Students from Genesis Academy in Phoenix enjoy a free skate Wednesday afternoon at the NRG Ice rink at CityScape in downtown Phoenix. This week, $1 from every skate rental will go to benefit the charter school, which motivates students in a nontraditional learning environment.


A for-profit ice rink is celebrating the spirit of holiday giving by donating a portion of its proceeds this winter to Valley charities and nonprofit organizations, including a group that serves underprivileged youth.

During the six and a half weeks it is open, NRG Ice at CityScape in downtown Phoenix is donating a portion of its skate rental fees to a different charity each week until Jan 10.

“The ice rink and our work with charities are unique and unexpected, just like downtown,” CityScape spokesman Jeff Moloznik said.

The rink is donating $1 from each $10 skate rental to Genesis City until Dec. 4.

Genesis City is a dropout-intervention organization that offers several programs in central Phoenix to help underprivileged youth succeed. Its most prominent program is Genesis Academy, a charter high school for students ages 14-21.

The charter school serves roughly 200 students each year, Genesis City executive director Karen Callahan said. About 400 teens receive some sort of help from the organization even if they do not participate in the academy.

Last year, the school graduated its largest class — 43 students.
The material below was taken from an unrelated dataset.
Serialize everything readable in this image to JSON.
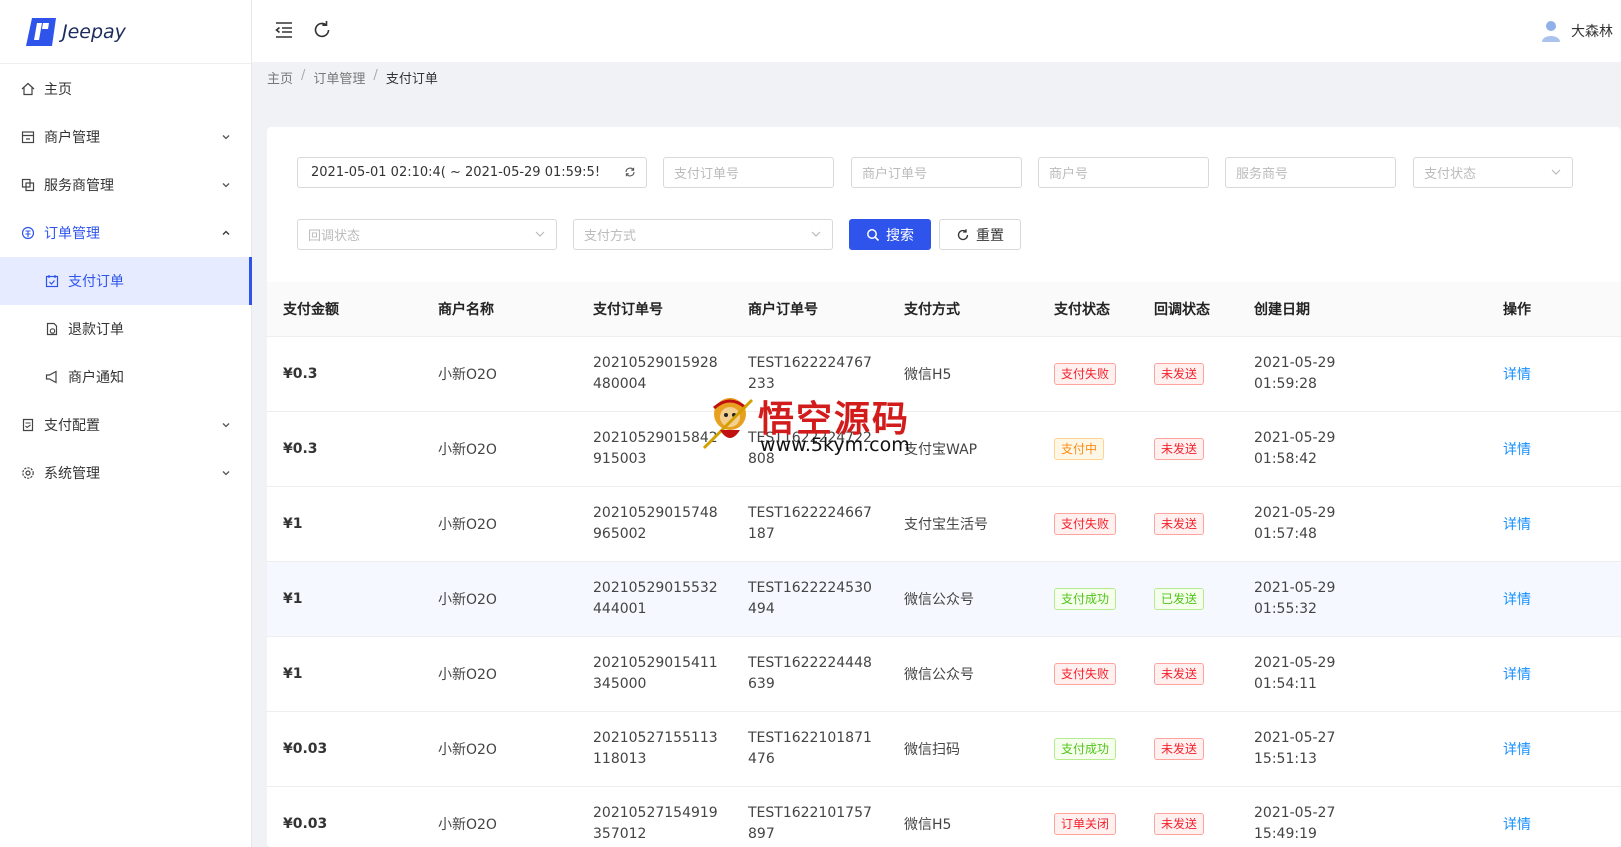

Callahan said more than 50 percent of her students go on to postsecondary education.

“We really value our partnership with ASU,” Callahan said. “We try to mainstream the students to the University.”

This partnership includes sending many students to ASU programs such as Summer Bridge and special advising trips for Genesis students, Callahan said.

Callahan and several other members of the school’s staff are ASU alumni.

The school is set up to catch the kids who slip through cracks in large schools, Callahan said.

Genesis Academy has strict behavioral guidelines, including requiring punctuality and uniforms and not permitting any form of street culture, profanity or gum in the school.

Students are tested on their skills before they enter the school and most students are reading at a third or fourth grade level, Callahan said.

“It’s pretty magical what happens once (the students are) here,” she said. “It’s important that educators need to realize that kids do want education, even if they don’t act like it.”

Callahan said her school has done poorly on AIMS tests but that those are an unfair measure of a school’s success, especially for alternative schools like hers.

However, she said her students could go up four or five grade levels in two years.

Many of Callahan’s students participated in skate night on Wednesday at NRG Ice.

“A lot of them wouldn’t have ever ice skated,” Callahan said. “Now they can’t stop talking about it.”

Other charities benefiting this season include the Phoenix Children’s Hospital, Big Brothers Big Sisters of Central Arizona and Dress for Success.